Years Ago


Today is Sunday, June 5, the 156th day of 2011. There are 209 days left in the year.

ASSOCIATED PRESS

On this date in:

1884: Civil War hero Gen. William T. Sherman refuses the Republican presidential nomination, saying, “I will not accept if nominated and will not serve if elected.”

1933: The United States goes off the gold standard.

1947: Secretary of State George C. Marshall gives a speech at Harvard University in which he outlines an aid program for Europe that comes to be known as The Marshall Plan.

1967: War erupts in the Mideast as Israel raids military aircraft parked on the ground in Egypt; Syria, Jordan and Iraq enter the conflict.

1968: Sen. Robert F. Kennedy is assassinated in Los Angeles’ Ambassador Hotel after winning California’s Democratic presidential primary.

VINDICATOR FILES

1986: Bruce Zoldan, owner of the B.J. Alan Fireworks Co. and Diamond Sparkler Co., hosts a tour for city officials and the media of his downtown Youngstown plant.

American Legion officials in Alliance are banking on their record of community service to regain any lost trust and soothe the pain of a black eye caused after being cited for gambling and liquor violations in a raid by state liquor agents.

Assistant Trumbull County Prosecutor W. Wyatt McKay is declared the victor in the race for Trumbull County Common Pleas judge after a recount shows him with a 197 margin victory over Niles Municipal Judge Charles B. Zubyk.

1971: Twelve Youngstown police officers raid the Scandinavian Adult Cinema on Chestnut Street and arrest Zsa Zsa Cortez, a stripteaser whom they charge with nudism. A Cashier and a manager are charged with aiding and abetting nudism and 50 patrons, including a minister and one woman, are sent home.

Four of Lisbon’s oldest structures are on the village’s second annual home tour, including the Mr. and Mrs. Robert Eberhart home on Roller Coaster Road, the Victorian home of Mr. and Mrs. Ray Lewis and the columned home of Mr. and Mrs. Ralph Toot, both on Lincoln Way, and the old stone tavern built between 1803 and 1805.

Girard Principal Donald Boyee presents diplomas to the high school graduating class for the last time; he’s retiring from an education career that began 40 years earlier at Mineral Ridge.

1961: A sign is installed on Central Square that calls attention to Youngstown’s strategic position in the nation, listing the mileage from the city to New York, Chicago, Pittsburgh and Cleveland, noting it is “in the heart of industrial America.”

A tear gas cartridge tossed into a car in N. Champion Street sends four young people to South Side Hospital for eye treatment.
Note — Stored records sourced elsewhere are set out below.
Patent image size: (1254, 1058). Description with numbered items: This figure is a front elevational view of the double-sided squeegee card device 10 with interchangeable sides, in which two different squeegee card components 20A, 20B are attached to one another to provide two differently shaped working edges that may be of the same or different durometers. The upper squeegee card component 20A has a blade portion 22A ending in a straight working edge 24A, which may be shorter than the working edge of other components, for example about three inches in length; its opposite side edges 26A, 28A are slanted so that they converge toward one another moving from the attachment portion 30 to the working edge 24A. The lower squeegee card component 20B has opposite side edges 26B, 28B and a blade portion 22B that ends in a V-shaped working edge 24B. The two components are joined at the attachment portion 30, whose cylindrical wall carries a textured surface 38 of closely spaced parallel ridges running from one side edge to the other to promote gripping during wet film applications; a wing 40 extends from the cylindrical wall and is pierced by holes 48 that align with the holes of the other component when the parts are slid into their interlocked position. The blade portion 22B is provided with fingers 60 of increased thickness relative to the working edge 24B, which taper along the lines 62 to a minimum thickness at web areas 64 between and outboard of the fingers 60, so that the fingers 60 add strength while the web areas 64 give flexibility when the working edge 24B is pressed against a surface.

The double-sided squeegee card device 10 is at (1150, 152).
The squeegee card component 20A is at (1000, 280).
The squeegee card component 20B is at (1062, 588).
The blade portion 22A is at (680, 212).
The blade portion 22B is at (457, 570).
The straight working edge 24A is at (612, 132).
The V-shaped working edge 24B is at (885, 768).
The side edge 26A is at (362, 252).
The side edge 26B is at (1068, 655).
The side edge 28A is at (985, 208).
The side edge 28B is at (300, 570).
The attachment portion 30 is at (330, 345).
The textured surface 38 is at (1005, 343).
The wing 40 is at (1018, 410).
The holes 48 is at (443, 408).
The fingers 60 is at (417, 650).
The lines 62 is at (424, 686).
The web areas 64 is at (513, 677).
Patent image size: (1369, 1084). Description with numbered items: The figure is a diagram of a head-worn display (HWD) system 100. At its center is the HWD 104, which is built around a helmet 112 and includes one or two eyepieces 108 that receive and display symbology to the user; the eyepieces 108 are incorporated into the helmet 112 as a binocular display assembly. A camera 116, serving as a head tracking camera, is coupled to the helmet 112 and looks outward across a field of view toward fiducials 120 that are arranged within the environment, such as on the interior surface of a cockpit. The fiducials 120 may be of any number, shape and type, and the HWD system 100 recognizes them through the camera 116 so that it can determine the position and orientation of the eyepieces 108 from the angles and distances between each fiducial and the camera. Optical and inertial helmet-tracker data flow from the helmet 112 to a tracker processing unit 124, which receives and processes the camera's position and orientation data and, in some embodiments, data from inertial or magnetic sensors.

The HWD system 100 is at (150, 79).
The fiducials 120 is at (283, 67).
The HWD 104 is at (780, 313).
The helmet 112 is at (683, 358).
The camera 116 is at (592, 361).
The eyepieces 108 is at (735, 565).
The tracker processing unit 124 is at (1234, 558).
Treated were the driver, Shirley Cox, and passengers Joanne Connistra, Tom Gibbons and Roy Nagel.

Gov. Michael DiSalle signs a bill stiffening enforcement against Ohio’s numbers racket, which is estimated at $100 million a year in the state. “Such income is considered socially nonproductive and thus an economic waste,” says DiSalle.

1936: Leroy Milligan, 21-year-old Youngstown man who shot and killed 52-year-old voodoo doctor Earl T. Wilson in Warren, is acquitted by a jury of 12 men after three hours of deliberating. Milligan testified that he had been “under Wilson’s power” from the age of 15 and killing him was the only way to escape his attentions.

Mill operations in the Youngstown district are at 76 percent, the highest for any corresponding week since 1929.

Youngstown teachers will receive pay raises of 3 percent in the coming school year, but salaries will still be 7 percent below the 1930 rates, which were cut 20 percent in 1931.